This is my very first post for the recipe portion of my website: “Cooking by the Books.” The cooking section is for fun experimentation preparing the foods I read about in my favorite books. To start, I’m sharing a recipe for the “croque chocolat banane” sandwiches that Rosemary enjoys in my novel, The French Impressionist.
I usually say that I don’t like bananas, but that’s not entirely true. I like them when they’re cooked: mushy and warm and delicious. Ever tried banana baby food? Yum! Parents, you know you’ve sampled it, don’t deny! The taste of the cooked fruit is so different from fresh banana, and for a reason known only to God, I prefer it. By the way, I also love chocolate. Who doesn’t? It’s only natural that I’d be intrigued when I came across a recipe for chocolate panini. Warm, melted chocolate between crunchy slices of grilled bread? Mmmmm! And them I thought: why not add banana? Chocolate and bananas are BFF’s! What a great idea!
Thus the “croque chocolat banane” that Rosemary eats when she arrives in the town of Nice, France was born. I did online searches and found that I wasn’t the one who originated that idea. There are numerous recipes for grilled chocolate banana dessert sandwiches. I can’t claim to be the inventor, but I will claim to love these more than the average person!

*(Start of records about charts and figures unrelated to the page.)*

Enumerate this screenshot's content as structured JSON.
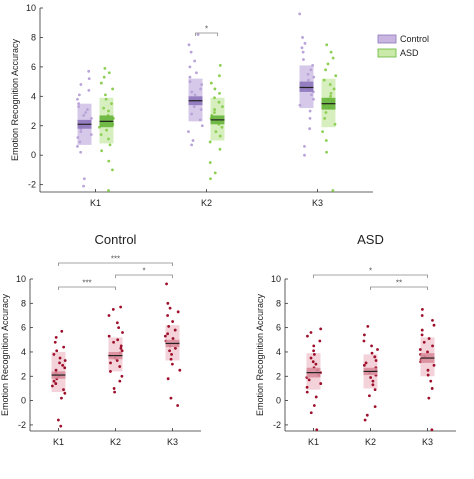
{
  "colors": {
    "control_fill": "#c8b6e0",
    "control_dot": "#b9a3d9",
    "control_box": "#8e77bd",
    "asd_fill": "#c9eaa8",
    "asd_dot": "#8ccf52",
    "asd_box": "#67b43a",
    "dark_fill": "#efc4cc",
    "dark_dot": "#9e0f2b",
    "dark_box": "#d98d9b",
    "bracket": "#888888",
    "axis": "#333333"
  },
  "chart_data": [
    {
      "type": "scatter",
      "title": "",
      "xlabel": "",
      "ylabel": "Emotion Recognition Accuracy",
      "ylim": [
        -2.5,
        10
      ],
      "yticks": [
        "-2",
        "0",
        "2",
        "4",
        "6",
        "8",
        "10"
      ],
      "categories": [
        "K1",
        "K2",
        "K3"
      ],
      "legend_position": "top-right",
      "series": [
        {
          "name": "Control",
          "style": "control",
          "mean": [
            2.1,
            3.7,
            4.6
          ],
          "ci": [
            [
              1.8,
              2.4
            ],
            [
              3.4,
              4.0
            ],
            [
              4.3,
              5.0
            ]
          ],
          "band": [
            [
              0.7,
              3.5
            ],
            [
              2.3,
              5.2
            ],
            [
              3.2,
              6.1
            ]
          ],
          "points": [
            [
              -2.1,
              -1.6,
              0.2,
              0.6,
              0.9,
              1.2,
              1.4,
              1.6,
              1.8,
              2.0,
              2.1,
              2.3,
              2.5,
              2.7,
              2.9,
              3.1,
              3.3,
              3.5,
              3.8,
              4.1,
              4.4,
              4.8,
              5.2,
              5.7
            ],
            [
              0.7,
              1.0,
              1.6,
              2.0,
              2.4,
              2.8,
              3.1,
              3.3,
              3.5,
              3.7,
              3.9,
              4.1,
              4.3,
              4.5,
              4.8,
              5.0,
              5.3,
              5.6,
              6.0,
              6.4,
              7.0,
              7.5,
              8.2
            ],
            [
              0.0,
              0.6,
              1.8,
              2.5,
              3.0,
              3.4,
              3.8,
              4.1,
              4.3,
              4.5,
              4.7,
              4.9,
              5.1,
              5.3,
              5.5,
              5.8,
              6.1,
              6.5,
              7.0,
              7.3,
              7.6,
              8.0,
              9.6
            ]
          ]
        },
        {
          "name": "ASD",
          "style": "asd",
          "mean": [
            2.3,
            2.4,
            3.5
          ],
          "ci": [
            [
              1.9,
              2.7
            ],
            [
              2.1,
              2.7
            ],
            [
              3.1,
              3.9
            ]
          ],
          "band": [
            [
              0.8,
              3.9
            ],
            [
              1.0,
              3.9
            ],
            [
              1.9,
              5.2
            ]
          ],
          "points": [
            [
              -2.4,
              -1.0,
              -0.4,
              0.3,
              0.7,
              1.1,
              1.4,
              1.7,
              1.9,
              2.1,
              2.3,
              2.5,
              2.7,
              3.0,
              3.2,
              3.5,
              3.8,
              4.1,
              4.5,
              4.9,
              5.3,
              5.6,
              5.9
            ],
            [
              -1.6,
              -1.2,
              -0.5,
              0.4,
              0.9,
              1.3,
              1.6,
              1.9,
              2.1,
              2.3,
              2.5,
              2.7,
              2.9,
              3.1,
              3.3,
              3.6,
              3.9,
              4.2,
              4.5,
              4.9,
              5.4,
              6.1
            ],
            [
              -2.4,
              0.2,
              1.0,
              1.6,
              2.1,
              2.5,
              2.9,
              3.2,
              3.4,
              3.6,
              3.8,
              4.0,
              4.2,
              4.5,
              4.8,
              5.1,
              5.4,
              5.8,
              6.2,
              6.6,
              7.0,
              7.5
            ]
          ]
        }
      ],
      "significance": [
        {
          "from": 1,
          "to": 1,
          "level": 0,
          "label": "*"
        }
      ]
    },
    {
      "type": "scatter",
      "title": "Control",
      "xlabel": "",
      "ylabel": "Emotion Recognition Accuracy",
      "ylim": [
        -2.5,
        10
      ],
      "yticks": [
        "-2",
        "0",
        "2",
        "4",
        "6",
        "8",
        "10"
      ],
      "categories": [
        "K1",
        "K2",
        "K3"
      ],
      "series": [
        {
          "name": "",
          "style": "dark",
          "mean": [
            2.1,
            3.7,
            4.7
          ],
          "ci": [
            [
              1.8,
              2.4
            ],
            [
              3.4,
              4.0
            ],
            [
              4.4,
              5.0
            ]
          ],
          "band": [
            [
              0.7,
              4.0
            ],
            [
              2.4,
              5.2
            ],
            [
              3.3,
              6.2
            ]
          ],
          "points": [
            [
              -2.1,
              -1.6,
              0.2,
              0.6,
              0.9,
              1.2,
              1.4,
              1.6,
              1.8,
              2.0,
              2.1,
              2.3,
              2.5,
              2.7,
              2.9,
              3.1,
              3.3,
              3.5,
              3.8,
              4.1,
              4.4,
              4.8,
              5.2,
              5.7
            ],
            [
              0.7,
              1.0,
              1.6,
              2.0,
              2.4,
              2.8,
              3.1,
              3.3,
              3.5,
              3.7,
              3.9,
              4.1,
              4.3,
              4.5,
              4.8,
              5.0,
              5.3,
              5.6,
              6.0,
              6.4,
              7.0,
              7.5,
              7.7
            ],
            [
              -0.4,
              0.2,
              1.8,
              2.5,
              3.0,
              3.4,
              3.8,
              4.1,
              4.3,
              4.5,
              4.7,
              4.9,
              5.1,
              5.3,
              5.5,
              5.8,
              6.1,
              6.5,
              7.0,
              7.3,
              7.6,
              8.0,
              9.6
            ]
          ]
        }
      ],
      "significance": [
        {
          "from": 0,
          "to": 2,
          "level": 2,
          "label": "***"
        },
        {
          "from": 1,
          "to": 2,
          "level": 1,
          "label": "*"
        },
        {
          "from": 0,
          "to": 1,
          "level": 0,
          "label": "***"
        }
      ]
    },
    {
      "type": "scatter",
      "title": "ASD",
      "xlabel": "",
      "ylabel": "Emotion Recognition Accuracy",
      "ylim": [
        -2.5,
        10
      ],
      "yticks": [
        "-2",
        "0",
        "2",
        "4",
        "6",
        "8",
        "10"
      ],
      "categories": [
        "K1",
        "K2",
        "K3"
      ],
      "series": [
        {
          "name": "",
          "style": "dark",
          "mean": [
            2.3,
            2.4,
            3.5
          ],
          "ci": [
            [
              1.9,
              2.7
            ],
            [
              2.1,
              2.7
            ],
            [
              3.1,
              3.9
            ]
          ],
          "band": [
            [
              0.9,
              3.9
            ],
            [
              1.0,
              3.8
            ],
            [
              2.0,
              5.2
            ]
          ],
          "points": [
            [
              -2.4,
              -1.0,
              -0.4,
              0.3,
              0.7,
              1.1,
              1.4,
              1.7,
              1.9,
              2.1,
              2.3,
              2.5,
              2.7,
              3.0,
              3.2,
              3.5,
              3.8,
              4.1,
              4.5,
              4.9,
              5.3,
              5.6,
              5.9
            ],
            [
              -1.6,
              -1.2,
              -0.5,
              0.4,
              0.9,
              1.3,
              1.6,
              1.9,
              2.1,
              2.3,
              2.5,
              2.7,
              2.9,
              3.1,
              3.3,
              3.6,
              3.9,
              4.2,
              4.5,
              4.9,
              5.4,
              6.1
            ],
            [
              -2.4,
              0.2,
              1.0,
              1.6,
              2.1,
              2.5,
              2.9,
              3.2,
              3.4,
              3.6,
              3.8,
              4.0,
              4.2,
              4.5,
              4.8,
              5.1,
              5.4,
              5.8,
              6.2,
              6.6,
              7.0,
              7.5
            ]
          ]
        }
      ],
      "significance": [
        {
          "from": 0,
          "to": 2,
          "level": 1,
          "label": "*"
        },
        {
          "from": 1,
          "to": 2,
          "level": 0,
          "label": "**"
        }
      ]
    }
  ]
}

This is so simple you don’t need a recipe but a few basic instructions should more than suffice.
CROQUE CHOCOLAT BANANE
- Slices of your favorite bread
- Fresh bananas
- Butter or margarine. (I won’t judge.)
Generously butter both slices of bread. Layer chocolate pieces and slices of banana on the bottom slice, and stick another buttered slice of bread on top. Grill that baby until nicely browned on both sides. Enjoy the warm, melted chocolate and yummy cooked bananas! Sprinkle with powdered sugar if you want to make these look pretty. Unnecessary note: the buttered side of the bread goes on the outside. You’re welcome.
*A few more notes:
Breads: This recipe works best with white breads. Forget whole wheat, we’re not making anything healthy, here! This is a dessert! I prefer sourdough. Sweeter or milder-tasting breads will also work fine but I like the crunch and taste of firm sourdough. Gluten-free breads would probably work ok, but I’d add a ton more butter as they tend to be dry.

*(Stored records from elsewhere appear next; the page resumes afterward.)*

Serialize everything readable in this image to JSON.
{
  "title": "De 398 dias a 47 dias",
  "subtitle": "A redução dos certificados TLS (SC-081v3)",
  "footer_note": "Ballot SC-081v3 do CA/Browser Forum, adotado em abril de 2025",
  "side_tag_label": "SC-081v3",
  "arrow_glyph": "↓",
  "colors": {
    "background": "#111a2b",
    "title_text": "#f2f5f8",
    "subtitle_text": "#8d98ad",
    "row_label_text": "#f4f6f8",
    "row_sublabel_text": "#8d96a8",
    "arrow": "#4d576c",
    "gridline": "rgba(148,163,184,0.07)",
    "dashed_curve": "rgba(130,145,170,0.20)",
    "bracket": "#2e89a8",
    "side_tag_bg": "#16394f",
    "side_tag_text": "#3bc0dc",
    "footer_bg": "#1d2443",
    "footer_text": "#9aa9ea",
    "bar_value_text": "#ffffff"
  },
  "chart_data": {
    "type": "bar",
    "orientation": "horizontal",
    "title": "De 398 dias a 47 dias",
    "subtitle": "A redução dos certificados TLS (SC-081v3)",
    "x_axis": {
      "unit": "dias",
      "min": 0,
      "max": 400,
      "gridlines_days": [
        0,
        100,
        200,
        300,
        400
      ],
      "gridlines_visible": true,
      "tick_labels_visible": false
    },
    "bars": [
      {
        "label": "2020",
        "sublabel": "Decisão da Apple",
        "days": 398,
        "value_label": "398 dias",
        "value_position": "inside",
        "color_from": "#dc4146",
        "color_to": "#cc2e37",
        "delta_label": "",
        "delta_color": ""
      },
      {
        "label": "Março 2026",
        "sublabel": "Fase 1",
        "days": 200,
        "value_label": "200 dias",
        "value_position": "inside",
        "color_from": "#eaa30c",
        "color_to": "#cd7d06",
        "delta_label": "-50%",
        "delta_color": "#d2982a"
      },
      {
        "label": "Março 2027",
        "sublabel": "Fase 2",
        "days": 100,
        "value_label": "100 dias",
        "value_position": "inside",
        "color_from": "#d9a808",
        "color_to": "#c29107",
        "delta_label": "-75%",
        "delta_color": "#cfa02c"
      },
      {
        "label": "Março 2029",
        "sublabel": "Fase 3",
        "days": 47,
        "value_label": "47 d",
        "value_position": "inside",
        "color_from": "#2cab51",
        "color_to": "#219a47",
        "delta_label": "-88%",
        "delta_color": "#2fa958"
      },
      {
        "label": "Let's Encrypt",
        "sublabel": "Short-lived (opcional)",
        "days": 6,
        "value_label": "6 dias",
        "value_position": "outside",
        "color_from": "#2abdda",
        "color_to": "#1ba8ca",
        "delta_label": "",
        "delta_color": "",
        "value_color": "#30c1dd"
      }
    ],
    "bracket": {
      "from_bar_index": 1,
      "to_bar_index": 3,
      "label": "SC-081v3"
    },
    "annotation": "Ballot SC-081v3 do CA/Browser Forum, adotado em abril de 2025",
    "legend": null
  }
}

Chocolate: I like Hershey’s or Cadbury’s. If you want to use imported Belgian chocolate confections hand-made by fairies under a full moon, go right ahead.

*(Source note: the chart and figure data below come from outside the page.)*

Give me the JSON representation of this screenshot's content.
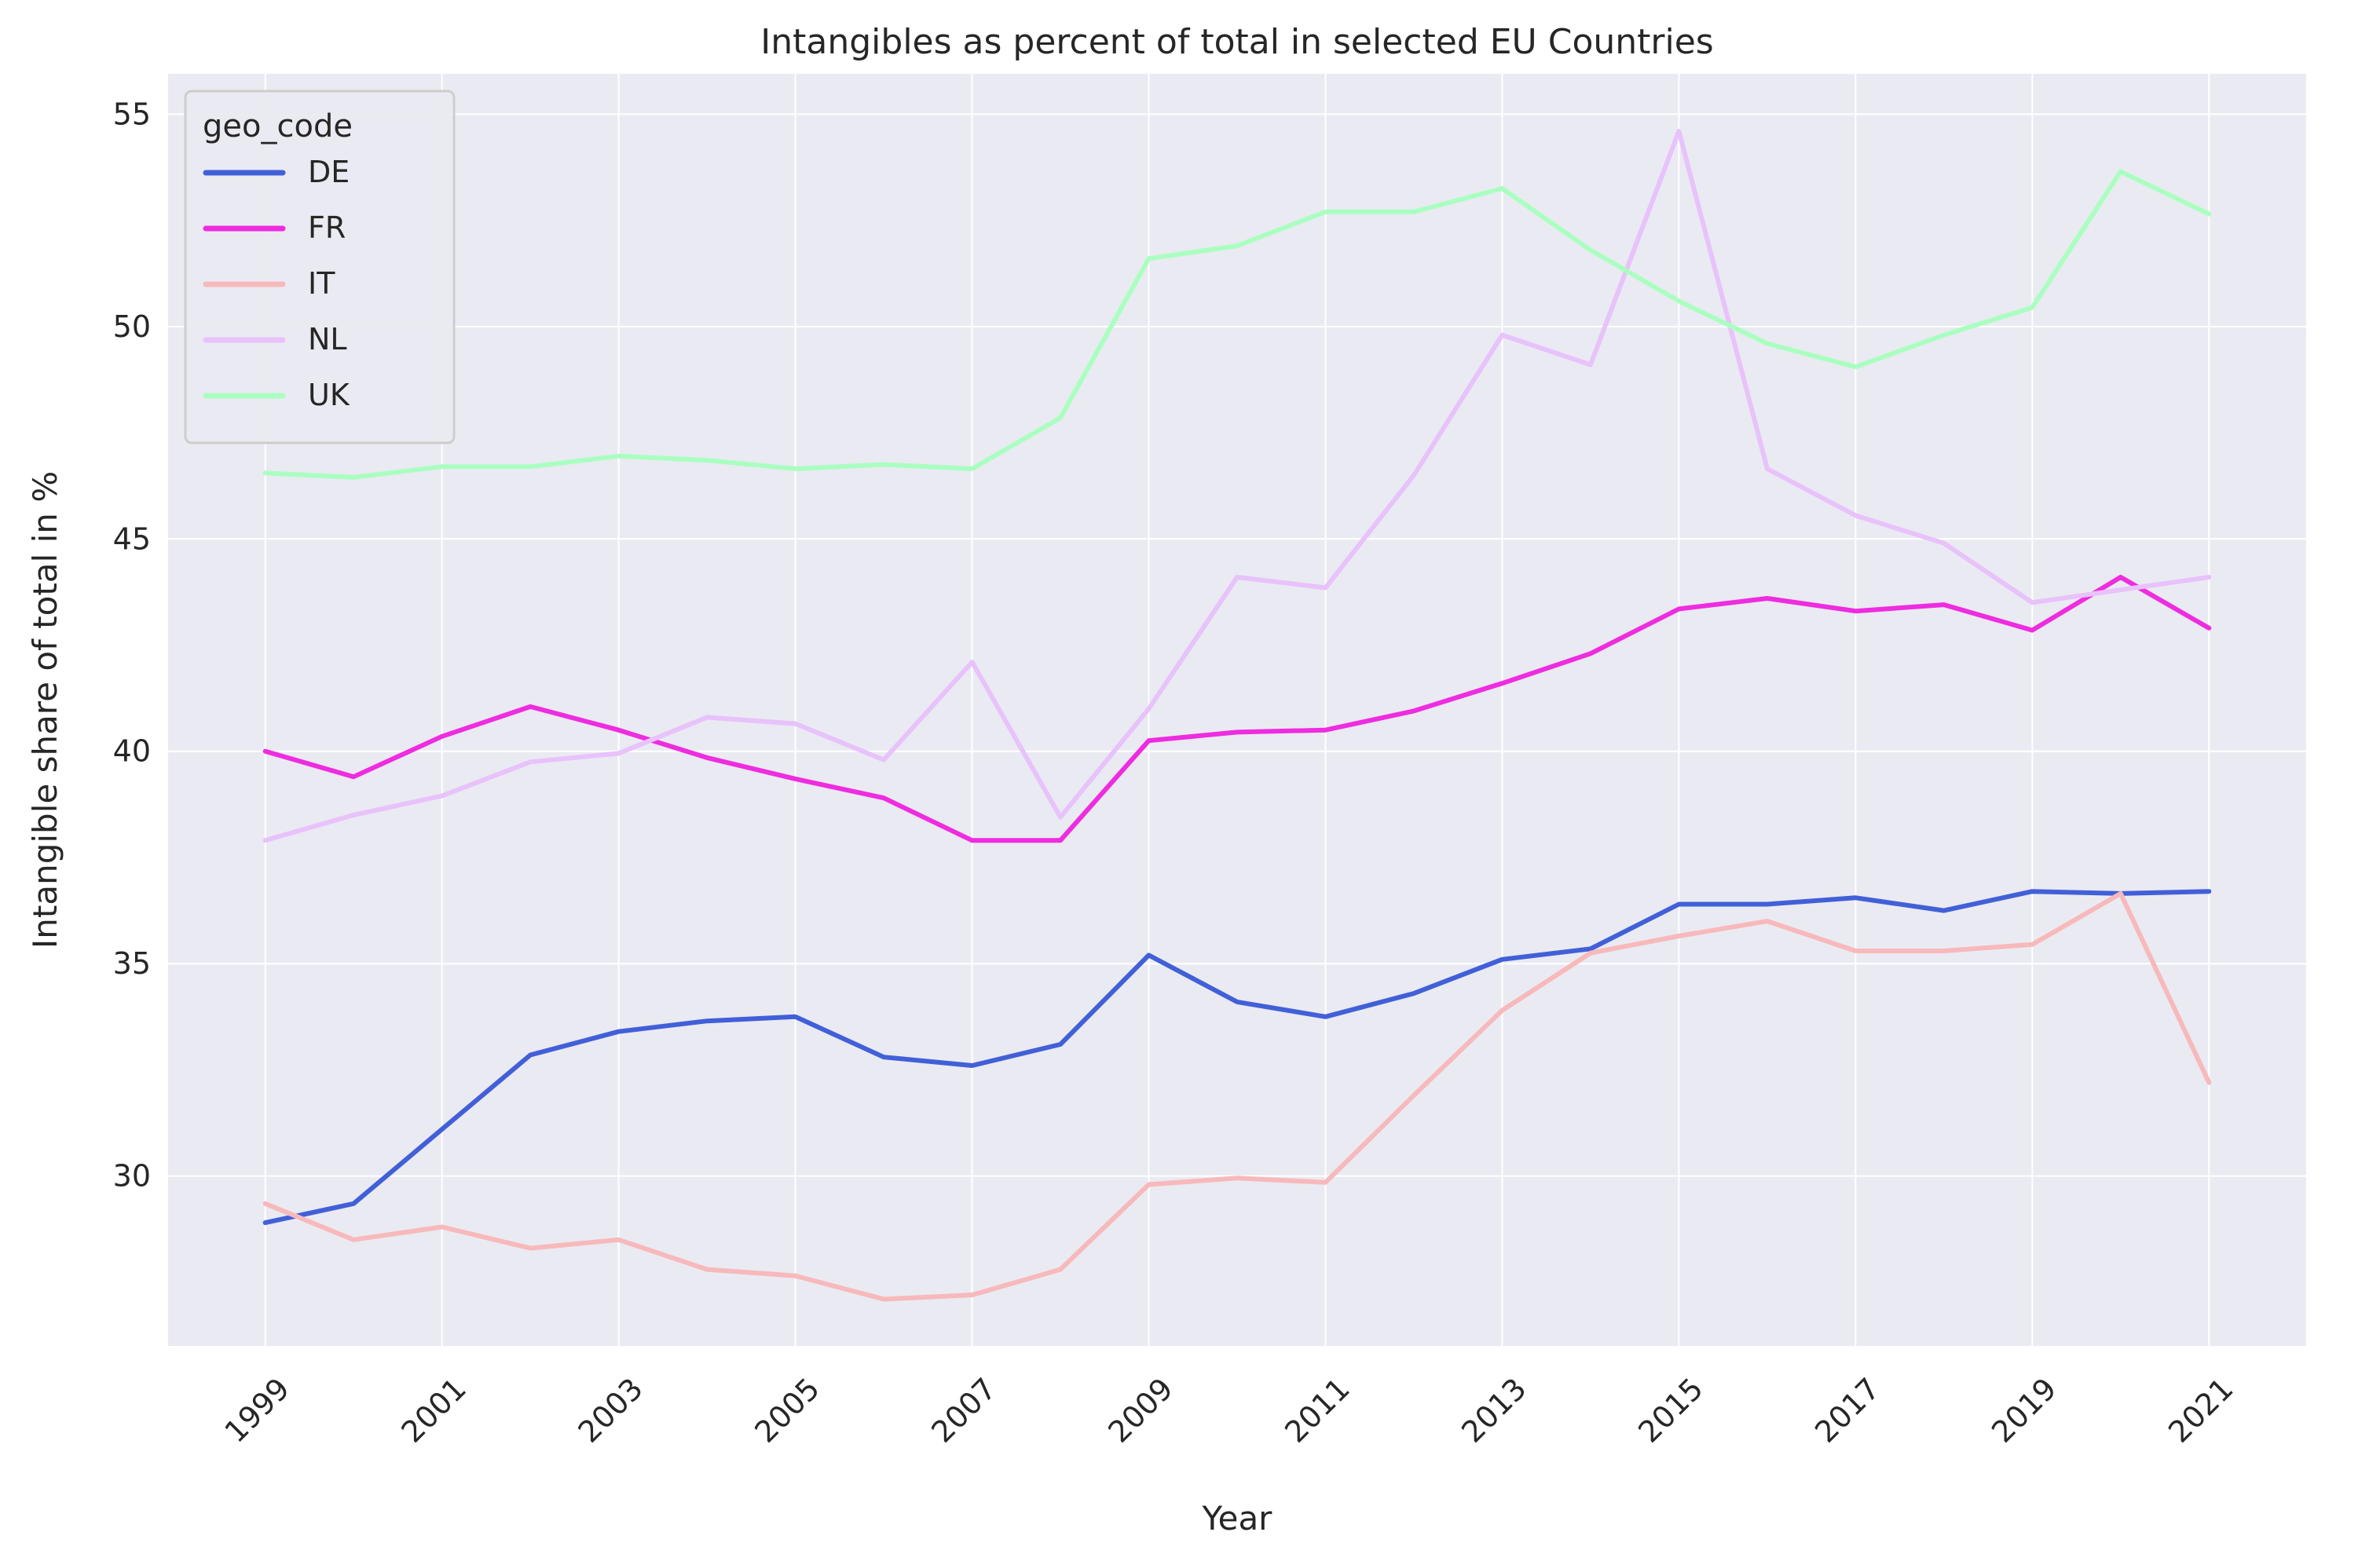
{
  "chart_data": {
    "type": "line",
    "title": "Intangibles as percent of total in selected EU Countries",
    "xlabel": "Year",
    "ylabel": "Intangible share of total in %",
    "xlim": [
      1997.9,
      2022.1
    ],
    "ylim": [
      26.0,
      55.95
    ],
    "xticks": [
      1999,
      2001,
      2003,
      2005,
      2007,
      2009,
      2011,
      2013,
      2015,
      2017,
      2019,
      2021
    ],
    "xtick_labels": [
      "1999",
      "2001",
      "2003",
      "2005",
      "2007",
      "2009",
      "2011",
      "2013",
      "2015",
      "2017",
      "2019",
      "2021"
    ],
    "yticks": [
      30,
      35,
      40,
      45,
      50,
      55
    ],
    "ytick_labels": [
      "30",
      "35",
      "40",
      "45",
      "50",
      "55"
    ],
    "grid": true,
    "legend": {
      "title": "geo_code",
      "placement": "top-left"
    },
    "x": [
      1999,
      2000,
      2001,
      2002,
      2003,
      2004,
      2005,
      2006,
      2007,
      2008,
      2009,
      2010,
      2011,
      2012,
      2013,
      2014,
      2015,
      2016,
      2017,
      2018,
      2019,
      2020,
      2021
    ],
    "series": [
      {
        "name": "DE",
        "color": "#4160d8",
        "values": [
          28.9,
          29.35,
          31.1,
          32.85,
          33.4,
          33.65,
          33.75,
          32.8,
          32.6,
          33.1,
          35.2,
          34.1,
          33.75,
          34.3,
          35.1,
          35.35,
          36.4,
          36.4,
          36.55,
          36.25,
          36.7,
          36.65,
          36.7
        ]
      },
      {
        "name": "FR",
        "color": "#ee2ce0",
        "values": [
          40.0,
          39.4,
          40.35,
          41.05,
          40.5,
          39.85,
          39.35,
          38.9,
          37.9,
          37.9,
          40.25,
          40.45,
          40.5,
          40.95,
          41.6,
          42.3,
          43.35,
          43.6,
          43.3,
          43.45,
          42.85,
          44.1,
          42.9
        ]
      },
      {
        "name": "IT",
        "color": "#f7b9bb",
        "values": [
          29.35,
          28.5,
          28.8,
          28.3,
          28.5,
          27.8,
          27.65,
          27.1,
          27.2,
          27.8,
          29.8,
          29.95,
          29.85,
          31.9,
          33.9,
          35.25,
          35.65,
          36.0,
          35.3,
          35.3,
          35.45,
          36.65,
          32.2
        ]
      },
      {
        "name": "NL",
        "color": "#e8c2fb",
        "values": [
          37.9,
          38.5,
          38.95,
          39.75,
          39.95,
          40.8,
          40.65,
          39.8,
          42.1,
          38.45,
          41.0,
          44.1,
          43.85,
          46.5,
          49.8,
          49.1,
          54.6,
          46.65,
          45.55,
          44.9,
          43.5,
          43.8,
          44.1
        ]
      },
      {
        "name": "UK",
        "color": "#aaffc0",
        "values": [
          46.55,
          46.45,
          46.7,
          46.7,
          46.95,
          46.85,
          46.65,
          46.75,
          46.65,
          47.85,
          51.6,
          51.9,
          52.7,
          52.7,
          53.25,
          51.8,
          50.6,
          49.6,
          49.05,
          49.8,
          50.45,
          53.65,
          52.65
        ]
      }
    ]
  }
}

Kitchen Tools: You could use a panini maker, a frying pan, a grill, or in my case, a twenty year-old “George Foreman Lean Mean Fat-Reducing Grilling Machine.” This little gem has become my own personal panini maker. I’ve even heard of making grilled sandwiches with the help of a clothes iron. Again, withholding judgment, here.
The word “panini:” It’s Italian for “sandwiches.” I realize that it has come to stand for grilled sandwiches here in the U.S., but I have an opinionated linguistic note to add: the word “panino” is the singular form of the noun and “panini” is the plural form of the noun. So, please, please stop saying “I’d like a panini sandwich, please.” You just asked for a “sandwiches sandwich!” Stop it! (Still withholding judgment. Peace out). 🙂
Photographs: You’ll notice that this section does not have the polish and sophisticated look of the many gazillions of recipe or cooking blogs out there. Note the ever so dark and unprofessional look of my food photographs…I won’t promise that my photos will look pretty, but I will promise that I have actually tried the recipes and that I like them. I will also give credit for recipes where credit is due. Today I seriously don’t think anyone needs props for “creating” these sandwiches when they’re so easy to make and when grilled sandwiches are so universal.